Does anyone ever feel like they have to grieve for past lives, or past relationships, not just someone that died?

I feel like that today.

My best friend from high school does not want to be my friend anymore, or thats what it feels like. She says that she has been trying to sort through some things in her life and thats why she has been distant from me. I dont know what that means, but Im feeling like its not good. So I just told her that i dont really believe thats it but im always gonna be here and that i miss her and that whenever she is ready to tell me the truth im a big girl and can take it and will leave her alone until then, and her response was thank you.

so obviously she does not want me to be involved in anything in her life.

i just dont understand what happened.

I mean i get the logistics of what happened with me and my ex and her and her boyfriend.

(she started dating my most recent exs best friend...and then drama was created and nothings been the same, though we had "worked" it out)

after the big blow out though I thought we had worked it out. I had at least said everything that I needed to say.

It just sucks...

I feel like healing from this is gonna take a while...

i miss my her...

So much grieving...

I know that I have to grieve and let it go...just like I have to with the past stuff with kody..

im just tired of it.

I liked my life when it was just happy, when i didnt have to think about kody stuff or kristen or just life in general.

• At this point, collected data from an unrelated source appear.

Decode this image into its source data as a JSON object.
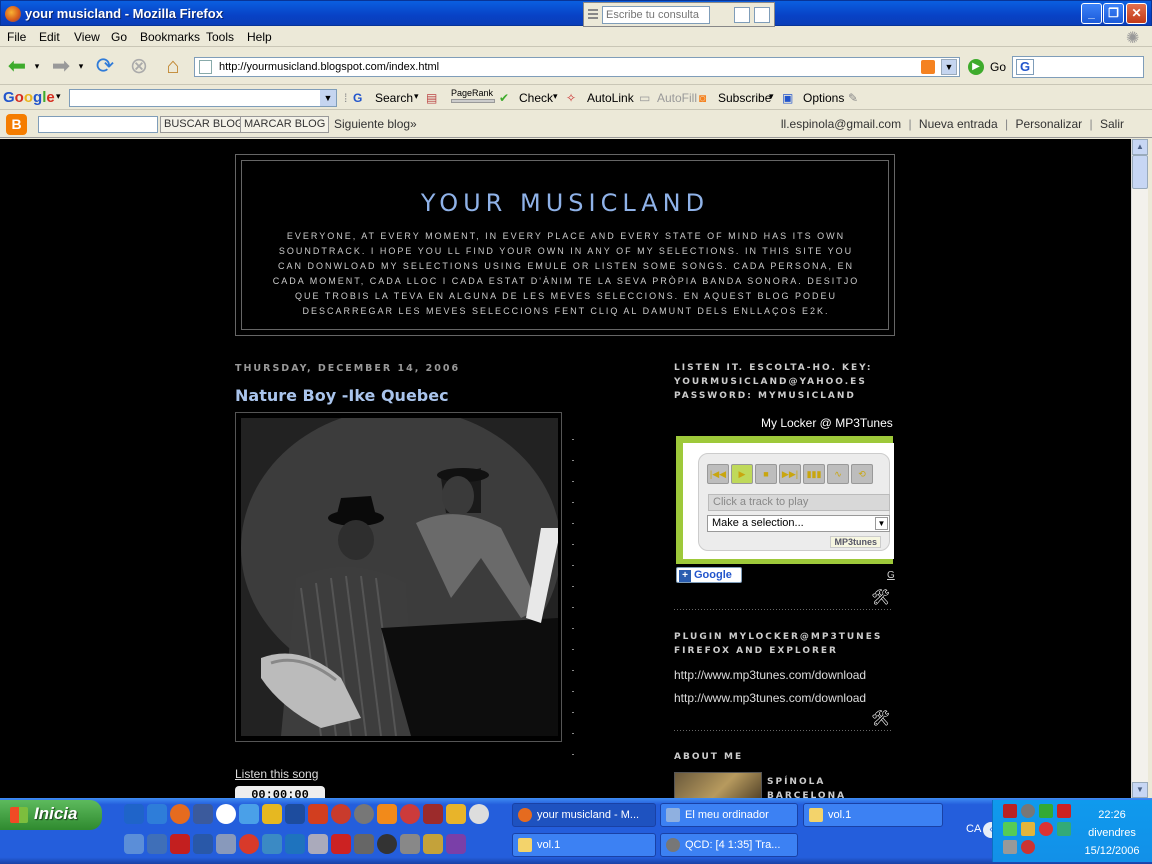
{
  "window": {
    "title": "your musicland - Mozilla Firefox",
    "search_placeholder": "Escribe tu consulta",
    "controls": {
      "minimize": "_",
      "maximize": "❐",
      "close": "✕"
    }
  },
  "menubar": [
    "File",
    "Edit",
    "View",
    "Go",
    "Bookmarks",
    "Tools",
    "Help"
  ],
  "navbar": {
    "url": "http://yourmusicland.blogspot.com/index.html",
    "go_label": "Go",
    "search_value": ""
  },
  "google_toolbar": {
    "logo": "Google",
    "search_label": "Search",
    "pagerank_label": "PageRank",
    "check_label": "Check",
    "autolink_label": "AutoLink",
    "autofill_label": "AutoFill",
    "subscribe_label": "Subscribe",
    "options_label": "Options"
  },
  "blogger_bar": {
    "search_button": "BUSCAR BLOG",
    "flag_button": "MARCAR BLOG",
    "next_blog": "Siguiente blog»",
    "user_email": "ll.espinola@gmail.com",
    "new_post": "Nueva entrada",
    "customize": "Personalizar",
    "logout": "Salir",
    "separator": "|"
  },
  "blog": {
    "title": "YOUR MUSICLAND",
    "description": "EVERYONE, AT EVERY MOMENT, IN EVERY PLACE AND EVERY STATE OF MIND HAS ITS OWN SOUNDTRACK. I HOPE YOU LL FIND YOUR OWN IN ANY OF MY SELECTIONS. IN THIS SITE YOU CAN DONWLOAD MY SELECTIONS USING EMULE OR LISTEN SOME SONGS. CADA PERSONA, EN CADA MOMENT, CADA LLOC I CADA ESTAT D'ÀNIM TE LA SEVA PRÒPIA BANDA SONORA. DESITJO QUE TROBIS LA TEVA EN ALGUNA DE LES MEVES SELECCIONS. EN AQUEST BLOG PODEU DESCARREGAR LES MEVES SELECCIONS FENT CLIQ AL DAMUNT DELS ENLLAÇOS E2K.",
    "post_date": "THURSDAY, DECEMBER 14, 2006",
    "post_title": "Nature Boy -Ike Quebec",
    "listen_link": "Listen this song",
    "timer": "00:00:00"
  },
  "sidebar": {
    "listen_heading": "LISTEN IT. ESCOLTA-HO. KEY: YOURMUSICLAND@YAHOO.ES PASSWORD: MYMUSICLAND",
    "locker_label": "My Locker @ MP3Tunes",
    "player": {
      "track_placeholder": "Click a track to play",
      "selection": "Make a selection...",
      "brand": "MP3tunes",
      "controls": [
        "|◀◀",
        "▶",
        "■",
        "▶▶|",
        "▮▮▮",
        "∿",
        "⟲"
      ]
    },
    "add_google": "Google",
    "g_link": "G",
    "plugin_heading": "PLUGIN MYLOCKER@MP3TUNES FIREFOX AND EXPLORER",
    "links": [
      "http://www.mp3tunes.com/download",
      "http://www.mp3tunes.com/download"
    ],
    "about_heading": "ABOUT ME",
    "about_name": "SPÍNOLA BARCELONA"
  },
  "taskbar": {
    "start_label": "Inicia",
    "tasks_row1": [
      "your musicland - M...",
      "El meu ordinador",
      "vol.1"
    ],
    "tasks_row2": [
      "vol.1",
      "QCD: [4 1:35] Tra..."
    ],
    "lang": "CA",
    "time": "22:26",
    "day": "divendres",
    "date": "15/12/2006"
  },
  "colors": {
    "accent": "#245EDC",
    "blog_title": "#8FB2E8",
    "widget_green": "#9EC93A"
  }
}
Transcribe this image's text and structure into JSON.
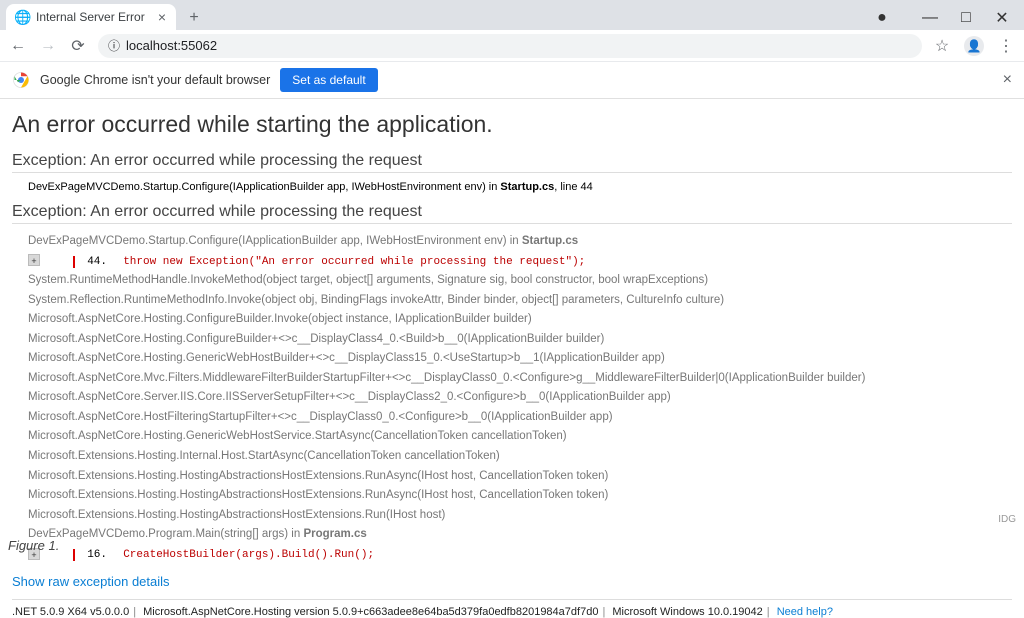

Im feeling a little overwhelmed tonight...

1 comment:

  1. my aunt and i JUST got had a conversation about this. one of her friends buried her ex husband's things and had a funeral for their past relationship. i'm going to do this when i go back home in the summer- you're more than welcome to join me (maybe before we all leave for pittsburgh?) and we can just make it a big old shindig, haa. i think doing that mixed with going back to PA is really going to help me with everything.